Я помню, как просыпался рано утром и слышал, как дедушка Диксон стучит по своей наковальне. Я просил маму разрешить мне спуститься вниз и посмотреть, как он работает, и иногда она мне разрешала. Я наблюдал за тем, как он клал сталь на раскалённые угли. Если он держал железо на углях достаточно долго, и если оно становилось красным, то он мог из этого железа что-нибудь сделать. Я наблюдал за тем, как он брал железо или сталь из кузнечного горна, клал на наковальню и начинал придавать металлу определённую форму. Какая бы форма ни была нужна: круглая или квадратная, он придавал эту форму металлу на наковальне. Подобным же образом, Бог придает «форму» нашей жизни, вкладывая в неё Свою любовь и доброту. Но прежде нужно, чтобы мы подчинились Ему, и дали Ему обжечь нас в огне, стремясь к той цели, для которой Он нас предназначил. Нас долго нужно обжигать, и, как в кузнечном горне моего дедушки, для этого нужен огонь. Иногда это огонь Божьей любви, на что мы втайне надеемся. Часто это огонь страданий. А порой, это огонь преследований. Но Бог помещает нас в огонь для того, чтобы мы сделались податливыми для исполнения той высокой цели, которую Он для нас предназначил.

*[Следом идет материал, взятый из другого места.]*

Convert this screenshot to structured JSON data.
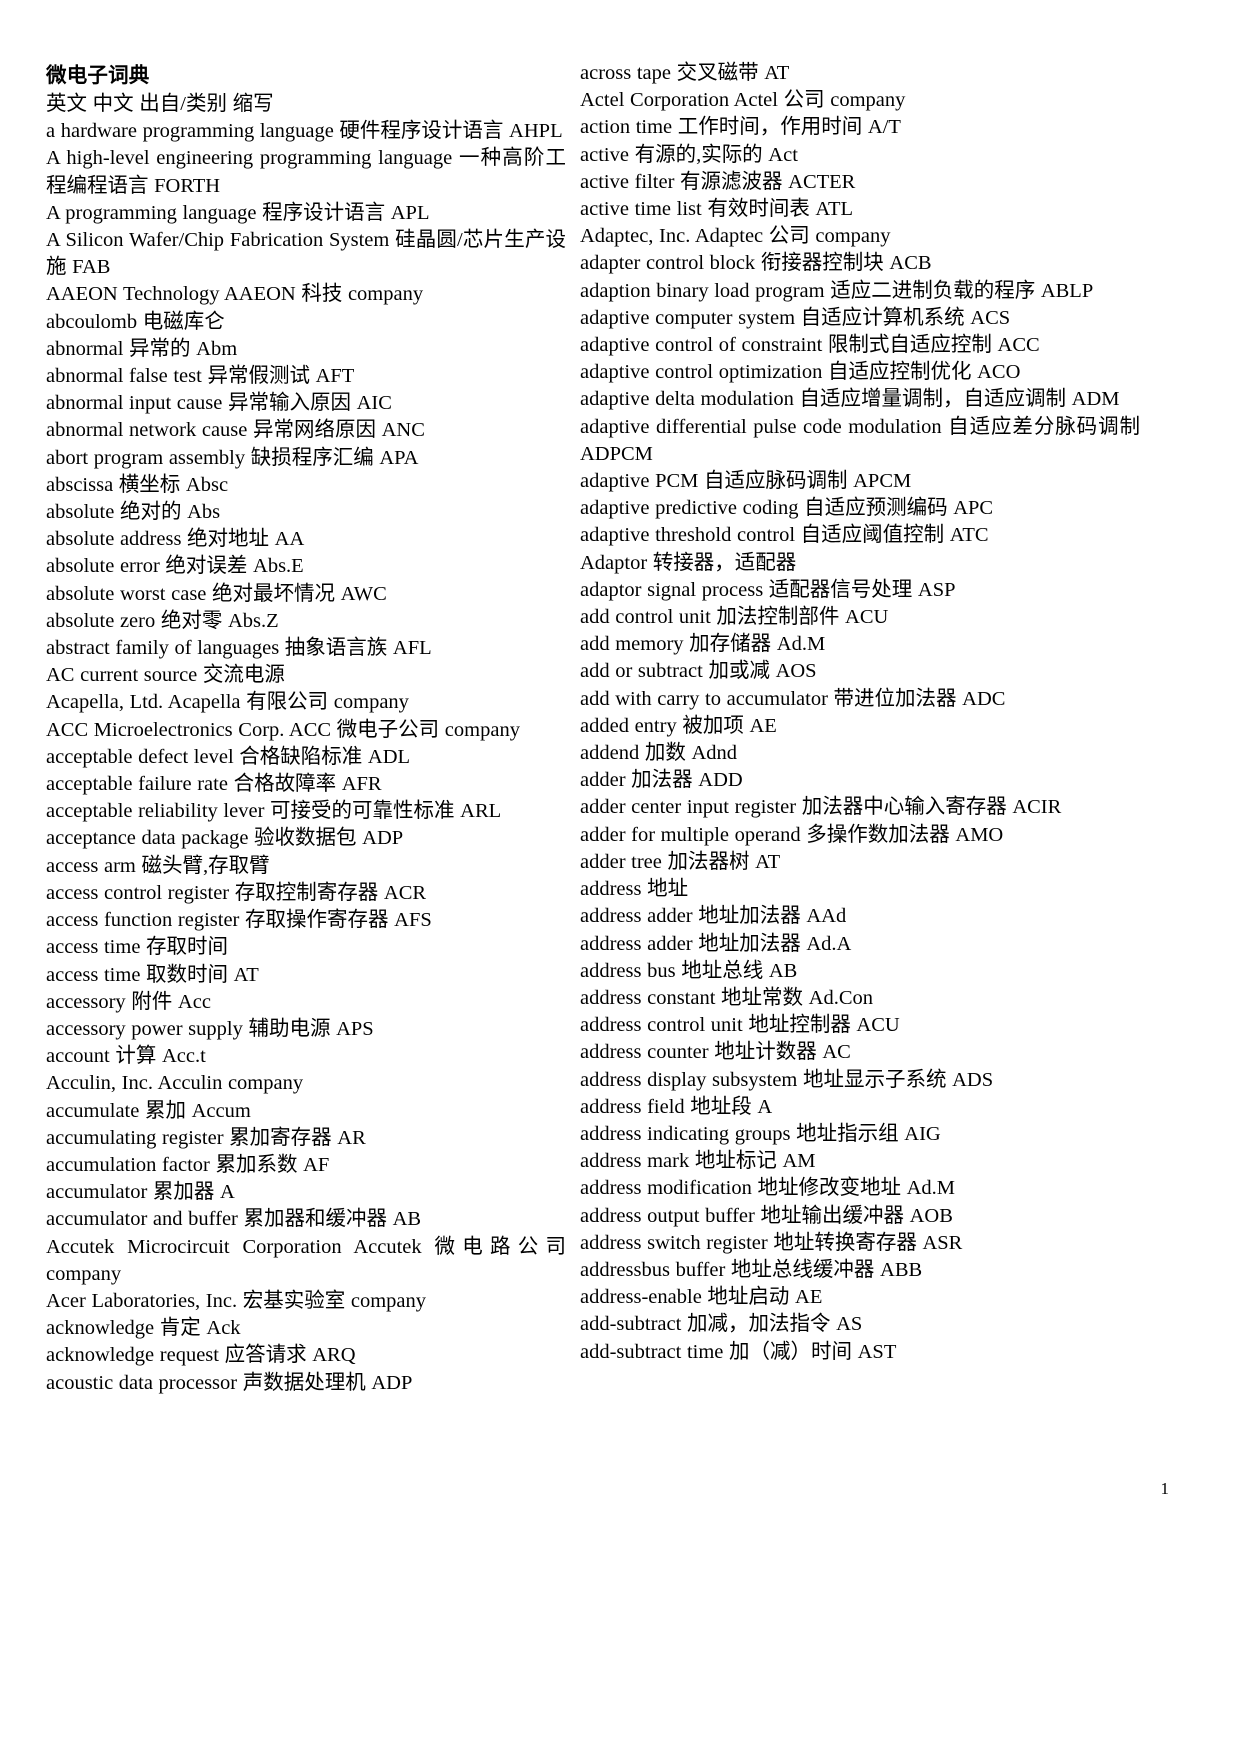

Я слушал, как один пастор рассказывал об одном праведном кузнеце, большую часть своей жизни прожившем в страданиях. Люди спрашивали его: «Почему с тобой случается так много несчастий? Почему ты так сильно устаешь? Если Бог так любит тебя, и ты так любишь Бога, то зачем он Тебя так испытывает?»

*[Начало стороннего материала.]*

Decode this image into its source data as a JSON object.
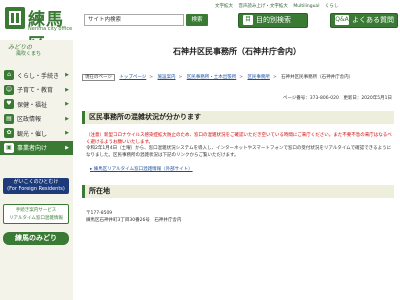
{
  "header": {
    "logo_text": "練馬区",
    "logo_sub": "Nerima city office",
    "util_links": [
      "文字拡大",
      "音声読み上げ・文字拡大",
      "Multilingual",
      "くらし"
    ],
    "search": {
      "value": "サイト内検索"
    },
    "search_button": "検索",
    "purpose_button": "目的別検索",
    "faq_button": "よくある質問",
    "purpose_icon": "目",
    "faq_icon": "Q&A"
  },
  "sidebar": {
    "tagline1": "みどりの",
    "tagline2": "風吹くまち",
    "nav": [
      {
        "label": "くらし・手続き",
        "icon": "house-icon",
        "glyph": "⌂"
      },
      {
        "label": "子育て・教育",
        "icon": "child-icon",
        "glyph": "☺"
      },
      {
        "label": "保健・福祉",
        "icon": "heart-icon",
        "glyph": "♥"
      },
      {
        "label": "区政情報",
        "icon": "building-icon",
        "glyph": "▤"
      },
      {
        "label": "観光・催し",
        "icon": "flower-icon",
        "glyph": "✿"
      },
      {
        "label": "事業者向け",
        "icon": "briefcase-icon",
        "glyph": "▣"
      }
    ],
    "banner_foreign_1": "がいこくのひとむけ",
    "banner_foreign_2": "(For Foreign Residents)",
    "banner_service_1": "手続き案内サービス",
    "banner_service_2": "リアルタイム窓口混雑情報",
    "banner_midori": "練馬のみどり"
  },
  "main": {
    "title": "石神井区民事務所（石神井庁舎内）",
    "breadcrumb_current": "現在のページ",
    "breadcrumbs": [
      "トップページ",
      "施設案内",
      "区民事務所・土木出張所",
      "区民事務所",
      "石神井区民事務所（石神井庁舎内）"
    ],
    "page_meta": "ページ番号：373-806-020　更新日：2020年5月1日",
    "section1_heading": "区民事務所の混雑状況が分かります",
    "notice_red": "（注意）新型コロナウイルス感染症拡大防止のため、窓口の混雑状況をご確認いただき空いている時間にご来庁ください。また不要不急の来庁はなるべく避けるようお願いいたします。",
    "notice_body": "令和2年1月4日（土曜）から、窓口混雑状況システムを導入し、インターネットやスマートフォンで窓口の受付状況をリアルタイムで確認できるようになりました。区民事務所の混雑状況は下記のリンクからご覧いただけます。",
    "link_text": "練馬区リアルタイム窓口混雑情報（外部サイト）",
    "section2_heading": "所在地",
    "address_postal": "〒177-8509",
    "address_line": "練馬区石神井町3丁目30番26号　石神井庁舎内"
  },
  "colors": {
    "brand_green": "#3a7a35",
    "notice_red": "#d00000",
    "link_blue": "#1a4fa0",
    "foreign_banner": "#1d3a7a"
  }
}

А он ответил: «Когда я беру щипцы и вытаскиваю из горна раскалённую сталь, я могу сказать, что, когда я положу её на наковальню, она после первого же удара согнется и примет нужную форму. Если она не будет принимать нужную форму, я выброшу её в металлолом. Бог стремится закалить меня, чтобы я легко сгибался, подчиняясь Его планам, и чтобы я не попал в металлолом».
Большинство людей не «закаляется», они не хотят «сгибаться», они не хотят, чтобы из них что-то «выковали». Немногие хотят оставить свои желания и подчиниться плану Божьему. Многие люди, обратившиеся к Иисусу, потом не хотят Ему подчиняться, не желая принимать ту форму, которую они должны принять по Его воле. Они уходят из руки Божьей, пытаясь идти своим собственным путем, строя свои собственные планы и по-своему устраивая свою жизнь. На протяжении столетий лишь немногие поняли, что Божья рука стремится ковать жизнь Его возлюбленных чад и придавать им определенную форму.

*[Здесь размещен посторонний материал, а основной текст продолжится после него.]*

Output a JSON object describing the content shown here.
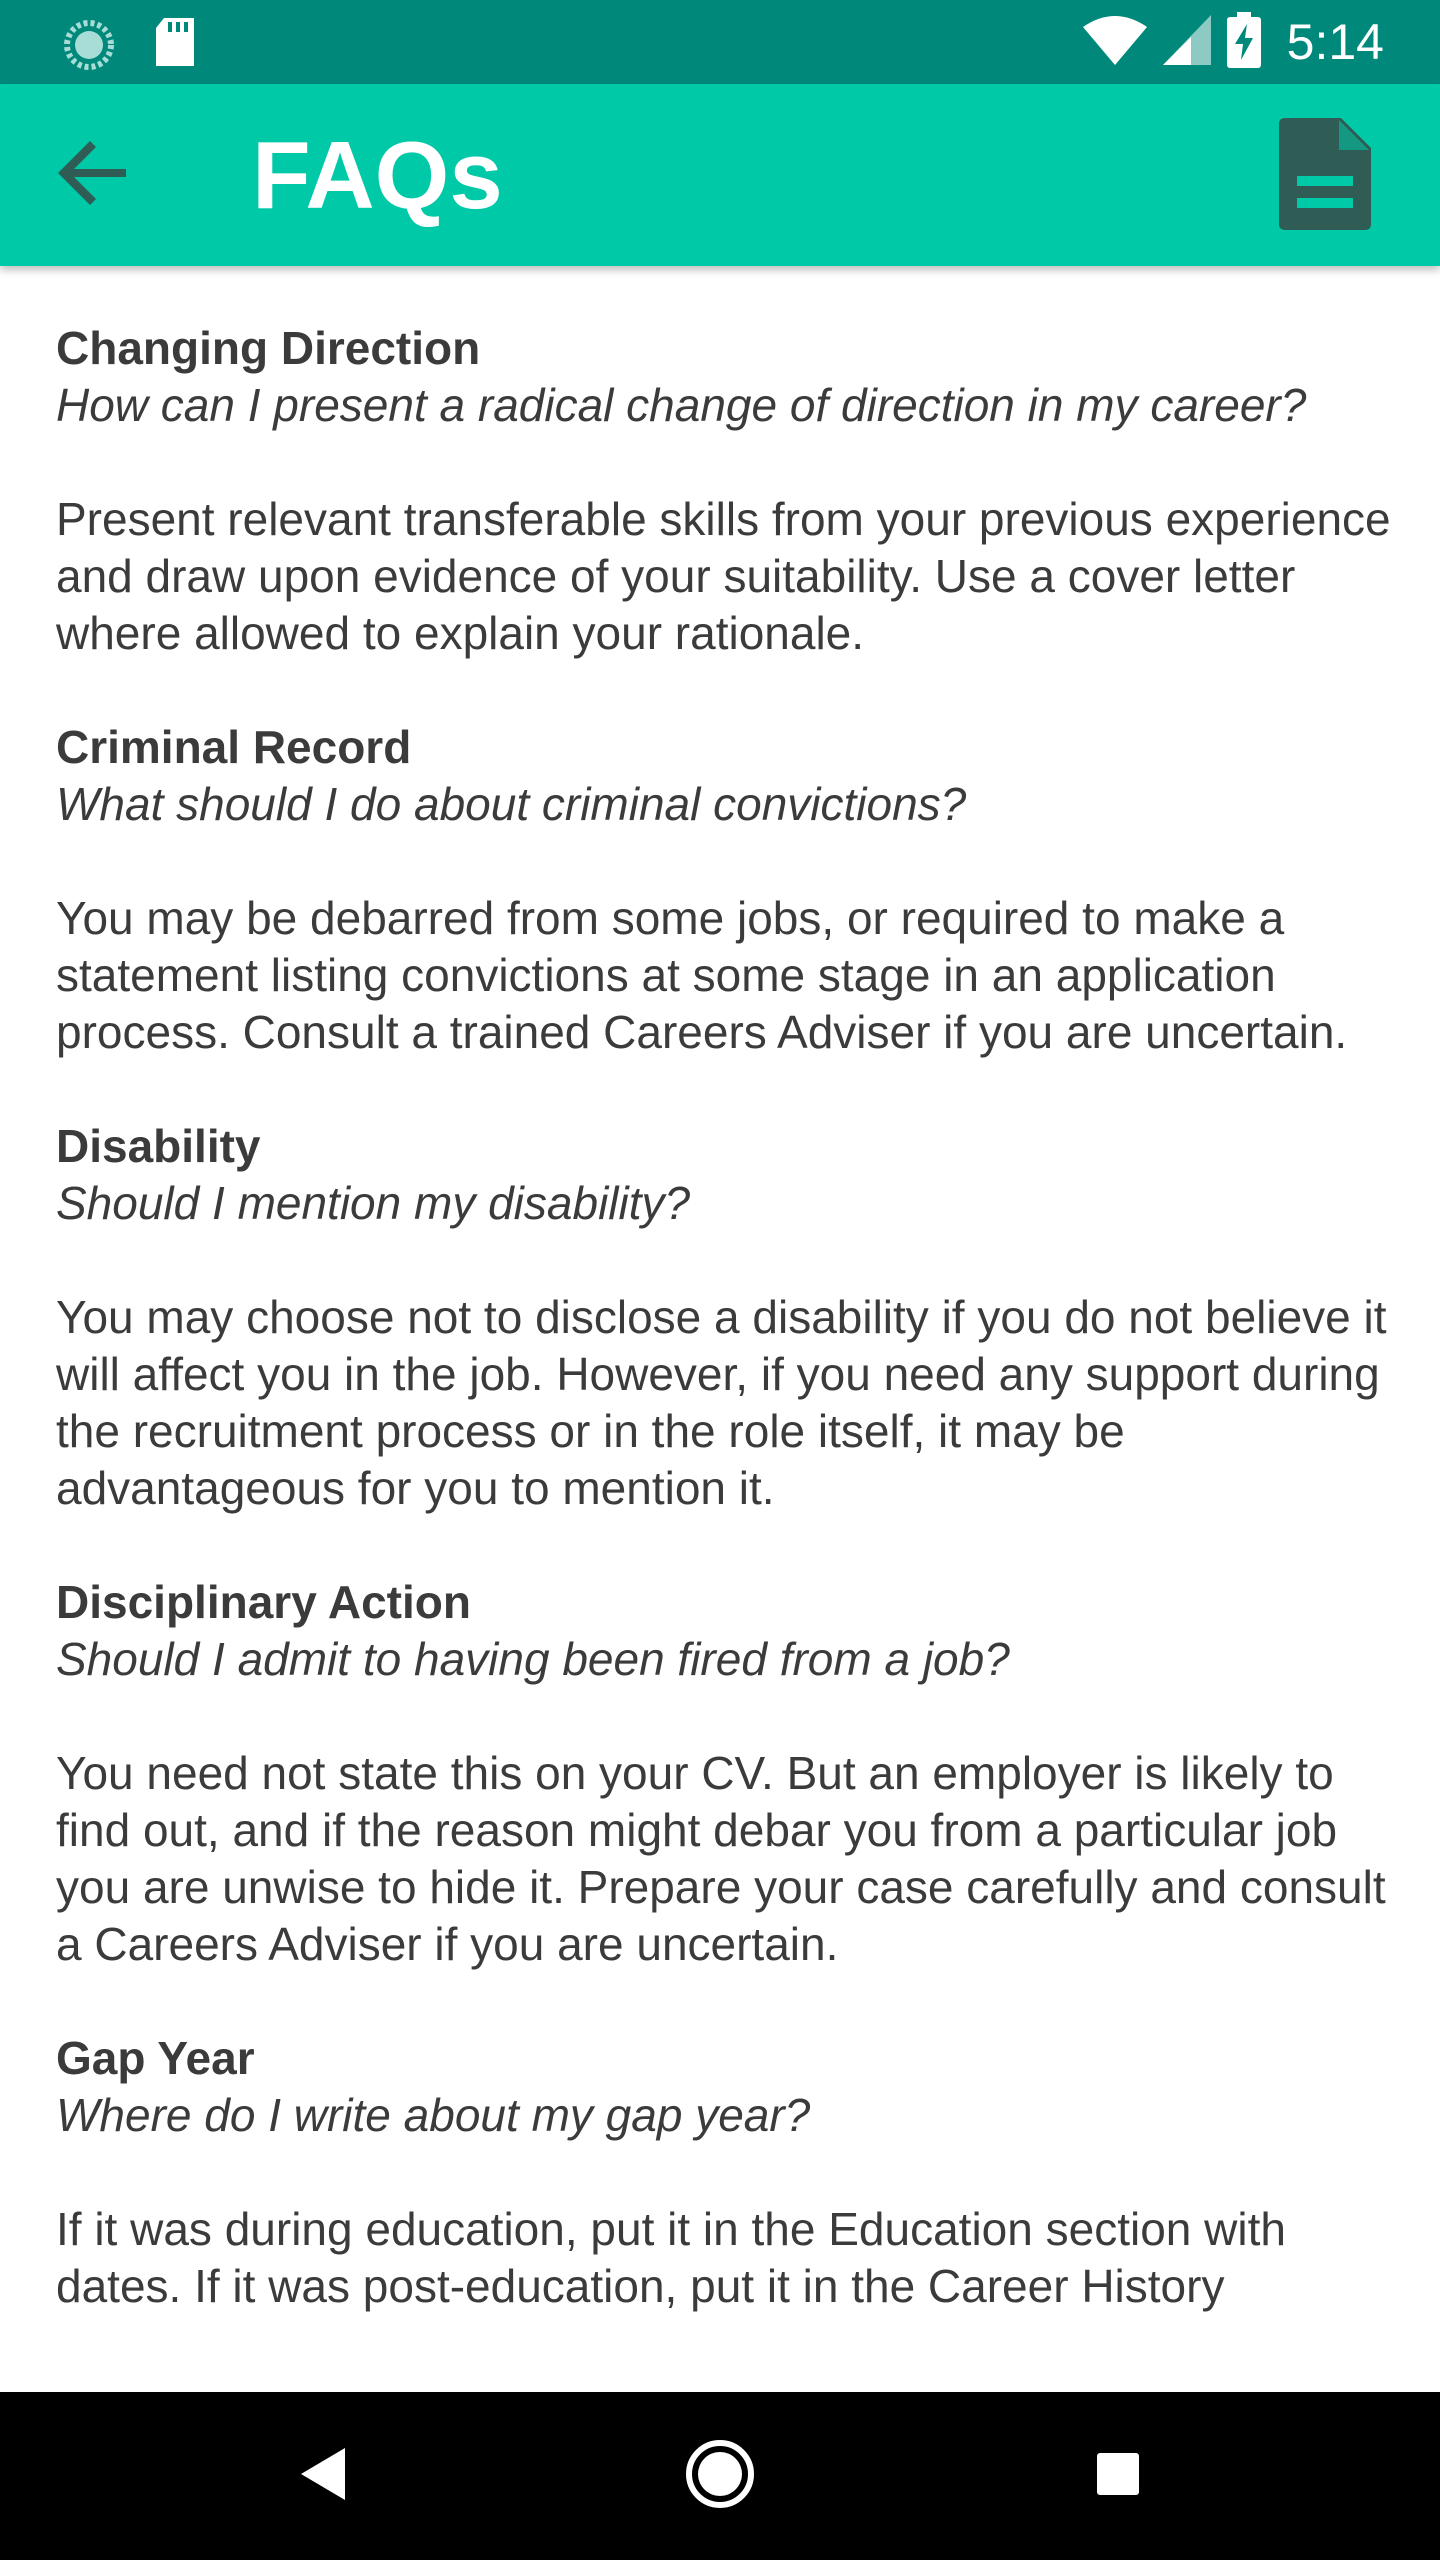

О, как хочет Бог очень многое сделать из нас, и как мы Ему в этом мешаем! Очень много есть в человеке такого, что заставляет его думать, что он все-таки может что-то сделать сам по себе. Бог открыл мне, что сами по себе мы сделать ничего не можем, на этом пути мы можем только потерпеть неудачи. Поэтому Он должен выжигать огнем в нас наши неправильные взгляды и нашу самонадеянность, прежде чем мы начнем понимать, что одни без Него мы обречены на неудачу. Пока мы не захотим быть ничем, Бог едва ли сможет что-нибудь сделать из нас.
Дедушка Диксон умер в 1941 году, когда мне было двадцать пять лет. Не могу вспоминать о нём без слёз, ибо он был замечательным человеком со смиренным духом. Большинство людей, если только они не очищены Святым Духом, временами испытывают чувство ревности, злобы или ярости, когда им не удается что-то сделать по-своёму. Но мой дедушка пережил сильные страдания и прошел через такие ситуации, которые разбили бы моё сердце, если бы я через них прошёл, и при этом он не жаловался и не роптал. Помню, как в детстве у него на ферме я вместе с ним перевозил гравий, лущил початки кукурузы и сооружал забор. И никогда он не сердился на меня и не ругал.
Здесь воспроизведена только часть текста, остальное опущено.